Clinton pushes health care plan for people with disabilities

Gore, Clinton and Moore
Clinton and Gore with South Dakota resident Karen Moore  
January 13, 1999
Web posted at: 3:02 p.m. EDT (1902 GMT)

WASHINGTON (CNN) -- U.S. President Bill Clinton on Wednesday unveiled a $2 billion package of tax credits and health care incentives designed to encourage disabled Americans to join the work force.

"The balanced budget I will present to Congress fully funds this vitally important initiative," the president said at a White House ceremony, where he endorsed legislation to be introduced next week by Sens. James Jeffords, R-Vermont, and Edward Kennedy, D-Massachusetts.

The event was the latest in a series highlighting proposals Clinton will include in next week's State of the Union Address.

Administration figures show three-fourths of seriously disabled Americans are unemployed, in part because taking private sector jobs would cost them health care benefits available through government assistance programs. It is, Clinton said, an "impossible choice."

"Americans should never have to choose between the dignity of work and the health care they need," the president said.

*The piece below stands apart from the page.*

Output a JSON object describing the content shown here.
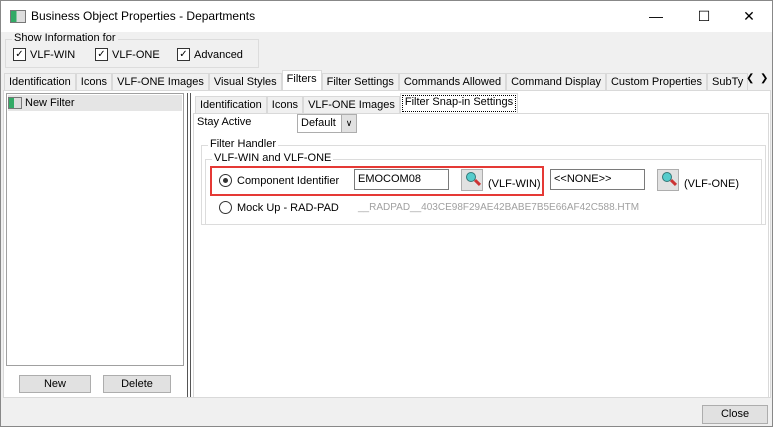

The bulk of the proposal -- $1.2 billion in health care incentives -- is aimed at helping states allow disabled workers to buy insurance through the Medicaid program even if their incomes would ordinarily make them ineligible.

Transportation and technologies

Clinton also proposed a $1,000 annual tax credit to help disabled workers with the additional transportation or technology needs they face if the enter the work force, as well as new incentives for disabled Americans to enter job training programs.

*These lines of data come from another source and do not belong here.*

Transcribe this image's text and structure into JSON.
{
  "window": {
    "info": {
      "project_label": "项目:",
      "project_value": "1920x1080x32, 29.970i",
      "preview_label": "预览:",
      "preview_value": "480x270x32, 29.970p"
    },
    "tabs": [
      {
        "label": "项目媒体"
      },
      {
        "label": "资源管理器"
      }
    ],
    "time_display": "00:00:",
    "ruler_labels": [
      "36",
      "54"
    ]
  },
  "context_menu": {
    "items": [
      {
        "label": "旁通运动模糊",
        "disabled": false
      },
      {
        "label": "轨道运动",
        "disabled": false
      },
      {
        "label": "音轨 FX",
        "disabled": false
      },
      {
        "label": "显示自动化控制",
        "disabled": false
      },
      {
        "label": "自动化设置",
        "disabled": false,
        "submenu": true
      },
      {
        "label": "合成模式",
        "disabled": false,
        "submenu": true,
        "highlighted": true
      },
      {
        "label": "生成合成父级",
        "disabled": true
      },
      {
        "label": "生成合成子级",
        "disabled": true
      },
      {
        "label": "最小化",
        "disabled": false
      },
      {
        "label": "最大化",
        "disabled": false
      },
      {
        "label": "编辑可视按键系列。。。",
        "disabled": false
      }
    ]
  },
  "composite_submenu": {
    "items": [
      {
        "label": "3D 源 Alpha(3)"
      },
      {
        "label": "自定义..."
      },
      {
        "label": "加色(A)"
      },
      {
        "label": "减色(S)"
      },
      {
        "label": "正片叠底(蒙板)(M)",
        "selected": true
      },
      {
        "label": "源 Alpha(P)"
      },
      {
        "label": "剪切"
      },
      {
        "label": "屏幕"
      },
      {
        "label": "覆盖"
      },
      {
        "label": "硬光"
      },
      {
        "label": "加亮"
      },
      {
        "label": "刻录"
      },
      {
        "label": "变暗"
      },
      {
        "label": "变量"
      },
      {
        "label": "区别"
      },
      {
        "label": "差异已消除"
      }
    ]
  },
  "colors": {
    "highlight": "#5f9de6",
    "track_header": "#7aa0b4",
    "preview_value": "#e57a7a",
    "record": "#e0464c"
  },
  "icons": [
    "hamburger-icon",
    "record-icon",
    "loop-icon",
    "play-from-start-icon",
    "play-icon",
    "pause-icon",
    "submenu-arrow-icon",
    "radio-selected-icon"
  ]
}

"As any disabled person will tell you," the president said, "it takes more than a job to enter the work force."

The proposal also calls for doubling the amount of money now spent on developing technologies to aid people with disabilities in their jobs.

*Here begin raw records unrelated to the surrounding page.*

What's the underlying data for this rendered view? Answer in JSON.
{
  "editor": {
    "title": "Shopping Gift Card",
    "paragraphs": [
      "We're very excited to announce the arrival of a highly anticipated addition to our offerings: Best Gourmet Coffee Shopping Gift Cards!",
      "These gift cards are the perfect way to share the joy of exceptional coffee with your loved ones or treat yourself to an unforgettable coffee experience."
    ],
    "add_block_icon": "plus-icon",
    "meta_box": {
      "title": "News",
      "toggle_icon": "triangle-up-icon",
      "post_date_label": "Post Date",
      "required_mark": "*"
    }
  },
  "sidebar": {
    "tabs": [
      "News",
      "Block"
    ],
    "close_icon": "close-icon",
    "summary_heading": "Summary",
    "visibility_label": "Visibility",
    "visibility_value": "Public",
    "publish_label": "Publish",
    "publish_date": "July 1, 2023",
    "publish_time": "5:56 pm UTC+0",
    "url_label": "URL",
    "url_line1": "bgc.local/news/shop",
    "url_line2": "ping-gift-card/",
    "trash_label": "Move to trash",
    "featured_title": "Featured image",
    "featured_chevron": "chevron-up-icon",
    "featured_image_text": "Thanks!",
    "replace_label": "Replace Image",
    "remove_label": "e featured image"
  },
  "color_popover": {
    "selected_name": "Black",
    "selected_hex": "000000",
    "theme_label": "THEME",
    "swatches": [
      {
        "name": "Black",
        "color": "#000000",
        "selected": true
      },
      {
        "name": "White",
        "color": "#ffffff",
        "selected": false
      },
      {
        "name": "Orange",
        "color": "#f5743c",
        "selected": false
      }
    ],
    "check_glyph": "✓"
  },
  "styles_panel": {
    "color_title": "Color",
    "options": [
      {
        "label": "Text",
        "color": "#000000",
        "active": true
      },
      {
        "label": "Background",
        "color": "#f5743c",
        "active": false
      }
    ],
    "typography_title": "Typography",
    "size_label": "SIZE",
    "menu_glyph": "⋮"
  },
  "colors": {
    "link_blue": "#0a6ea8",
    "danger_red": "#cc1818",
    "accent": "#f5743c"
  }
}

"This kind of assistive technology will empower people as never before," Clinton said.

The president also said he would work with Congress to pass "a strong enforceable patients bill of rights."

Clinton was joined at the White House by Vice President Al Gore, Sens. Jeffords, Kennedy, and Tom Harkin. The president was introduced by South Dakota resident Karen Moore, who said she was forced to ask her employer to reduce her pay by 25 percent so she would not lose her health care benefits.

"Until the barriers in the current health care system are eliminated for people with disabilities," she said, "we will never know economic freedom."

Gore noted that the Clinton administration had now implemented every recommendation made last year by the President's Task Force on Employment of Adults with Disabilities.

Correspondent John King contributed to this report.